The effect of normal electric fields on the Stokes drift

TL;DR

This paper explores how normal electric fields influence Stokes drift in dielectric fluids under periodic waves, revealing that electric fields alter particle velocities without changing trajectory shapes, with energy profiles depending on depth.

Contribution

It introduces a numerical analysis of Stokes drift in electrohydrodynamic flows, a topic previously underexplored, showing electric fields affect particle velocities but not trajectories.

Findings

Electric fields modify particle velocities beneath waves.

Particle energy depends on depth and frame of reference.

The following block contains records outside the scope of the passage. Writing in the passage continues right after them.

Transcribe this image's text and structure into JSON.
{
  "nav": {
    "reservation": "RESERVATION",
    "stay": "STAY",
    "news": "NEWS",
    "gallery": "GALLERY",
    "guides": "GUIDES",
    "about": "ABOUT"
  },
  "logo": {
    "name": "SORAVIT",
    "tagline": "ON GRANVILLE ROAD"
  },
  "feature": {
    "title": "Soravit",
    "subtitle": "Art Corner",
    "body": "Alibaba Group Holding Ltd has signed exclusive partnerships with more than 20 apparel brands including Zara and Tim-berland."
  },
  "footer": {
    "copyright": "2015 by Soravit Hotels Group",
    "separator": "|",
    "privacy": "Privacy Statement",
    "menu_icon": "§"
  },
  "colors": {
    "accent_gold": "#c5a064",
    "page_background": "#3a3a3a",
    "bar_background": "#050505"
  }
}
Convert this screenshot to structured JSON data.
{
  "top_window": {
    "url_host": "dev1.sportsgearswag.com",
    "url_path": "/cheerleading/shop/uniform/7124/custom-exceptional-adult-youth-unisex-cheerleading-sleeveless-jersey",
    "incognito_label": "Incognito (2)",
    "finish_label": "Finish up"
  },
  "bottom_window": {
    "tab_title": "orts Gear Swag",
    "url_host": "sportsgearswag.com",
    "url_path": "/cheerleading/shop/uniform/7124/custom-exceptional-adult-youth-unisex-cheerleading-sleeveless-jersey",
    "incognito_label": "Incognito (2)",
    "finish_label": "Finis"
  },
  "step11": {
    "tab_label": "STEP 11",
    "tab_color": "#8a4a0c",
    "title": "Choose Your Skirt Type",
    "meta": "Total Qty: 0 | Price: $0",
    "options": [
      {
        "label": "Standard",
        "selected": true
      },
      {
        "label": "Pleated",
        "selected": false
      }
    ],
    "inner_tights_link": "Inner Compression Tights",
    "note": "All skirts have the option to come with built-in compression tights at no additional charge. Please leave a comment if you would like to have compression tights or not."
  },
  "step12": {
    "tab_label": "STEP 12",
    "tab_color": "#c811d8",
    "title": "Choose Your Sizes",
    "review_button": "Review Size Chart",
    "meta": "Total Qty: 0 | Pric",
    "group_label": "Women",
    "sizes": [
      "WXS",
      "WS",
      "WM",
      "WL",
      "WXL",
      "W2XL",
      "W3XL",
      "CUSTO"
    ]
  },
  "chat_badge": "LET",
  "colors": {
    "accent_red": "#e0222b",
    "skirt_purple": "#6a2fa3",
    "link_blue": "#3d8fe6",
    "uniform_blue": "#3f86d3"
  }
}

Trajectory shapes remain unchanged despite electric field variations.

Abstract

In periodic wave motion, particles beneath the wave undergo a drift in the direction of wave propagation, a phenomenon known as Stokes drift. While extensive research has been conducted on Stokes drift in water wave flows, its counterpart in electrohydrodynamic flows remains relatively unexplored. Addressing this gap, we investigate Stokes drift beneath periodic traveling irrotational waves on a dielectric fluid under the effect of normal electric fields. Through numerical simulations utilizing conformal mapping, we compute particle trajectories and analyze the resultant Stokes drift behaviors beneath periodic traveling waves. Our findings indicate that variations in the electric field impact particle velocities while maintaining trajectory shapes. Moreover, the kinetic energy associated with a particle depends on its depth location and is a non-decreasing convex function in a laboratory frame and a constant in a moving frame, as observed in water wave flows.